Читаем Семейный архив полностью

Едидович, уже за столом, с яростью набросился на ортодоксов и рассказал, как один из них, весьма уважаемый человек, заказал в «русском» магазине свинину и, чтобы все это происходило не на виду, велел принести заказ к себе в машину... Володе отвратительно было любое лицемерие, другое дело — искренняя вера... Ее он ценил и уважал.

Мы говорили об Израиле, о России, о разных-разностях, и во всем я встречал полное сходство с моими оценками, включая и Березовского, о котором Едидович не мог говорить без отвращения. Аня говорила о Руцком, воевавшем в Афганистане, а потом возглавлявшем защиту Белого Дома, и о генерале Рохлине, чьи части первыми вошли в Грозный — его офицеры по какой-то неизвестной причине были арестованы и уже три года находятся в тюрьме, а жена Рохлина обвиняется в убийстве мужа... Темное дело, которое и не думают распутать, прояснить...

Между тем, пока шел застольный разговор (давно я не ощущал такой близости в эмоциях и мыслях), мне вспоминался единственный «ресторанный» юбилей, на котором довелось нам присутствовать: здесь было человек сто пятьдесят, не меньше, особо выделялись грудастые, животастые, жирнозадые женщины, увешенные золотом, лоснящиеся самодовольством, да и мужчины не слишком отличались от них, напротив нас сидел — нет, восседал — некто в распахнутой на груди рубашке, с толстенной золотой цепью на шее, он потребовал для себя какой-то особенный коньяк и пил его в одиночку, перед ним заискивали, лебезили... Нам объяснили: он владелец бензоколонки. Но суть не только в этом веселившемся, отплясывавшем под «Хава-нагилу» обществе... Люди, куда более интеллигентные, осведомленные в политике, в разного рода искусствах, в литературе, истории и т.д., падали ниц перед Америкой, перед бесчисленным количеством предлагаемых в магазинах сыров, специй, колбас, деликатесов, стремясь забыть о своем прошлом, о России, или испытывая к прежнему «месту своего обитания» только ненависть и отвращение... Зато Израиль... О нем были рады поговорить — в застолье, исполненные сочувствия к его защитникам и ненависти — к арабам, при этом уписывая за обе щеки невиданные прежде еды, запивая их невиданным прежде питьем...

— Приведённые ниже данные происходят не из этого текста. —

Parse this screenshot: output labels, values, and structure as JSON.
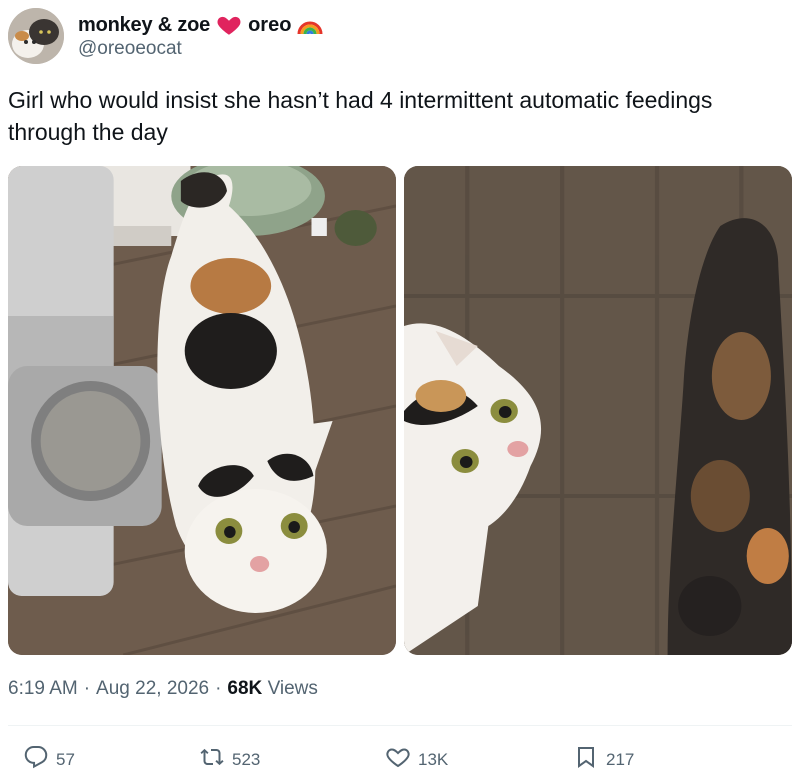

Я вспоминал обо всем этом и думал: что нужно этому худощавому, невысокому, болезненного вида человеку?.. Откуда в нем эта неистовость, этот жар, когда говорит он о своем народе, откуда эта любовь-страдание, когда речь идет о России?.. Он мог бы спокойно жить, писать мемуары, проводить время с детьми и внуками, тем более, что у него не слишком-то здоровое сердце, ему недавно вставили шесть тончайших трубочек в сжимающиеся сосуды, чтобы помочь свободной циркуляции крови... Но нет, что-то мешает его спокойствию, что-то порождает в нем острую боль за народ, перетерпевший и разгром Второго Храма, и изгнание из Испании, и ужас германского Холокоста, на который равнодушно взирали культурнейшие народы Европы и Америки, исповедующие христианство, гуманнейшие заповеди своего Учителя... Почему ему стыдно — за пороки своего народа, в которые, поминая Березовского и прочих олигархов, другие тычут пальцем?.. Почему дороги ему тысячелетние черты благородства, великодушия, мудрости, готовности к жертвам — ради одной только воли к свободе, избавления от многоликого, принимающего разные формы рабства?..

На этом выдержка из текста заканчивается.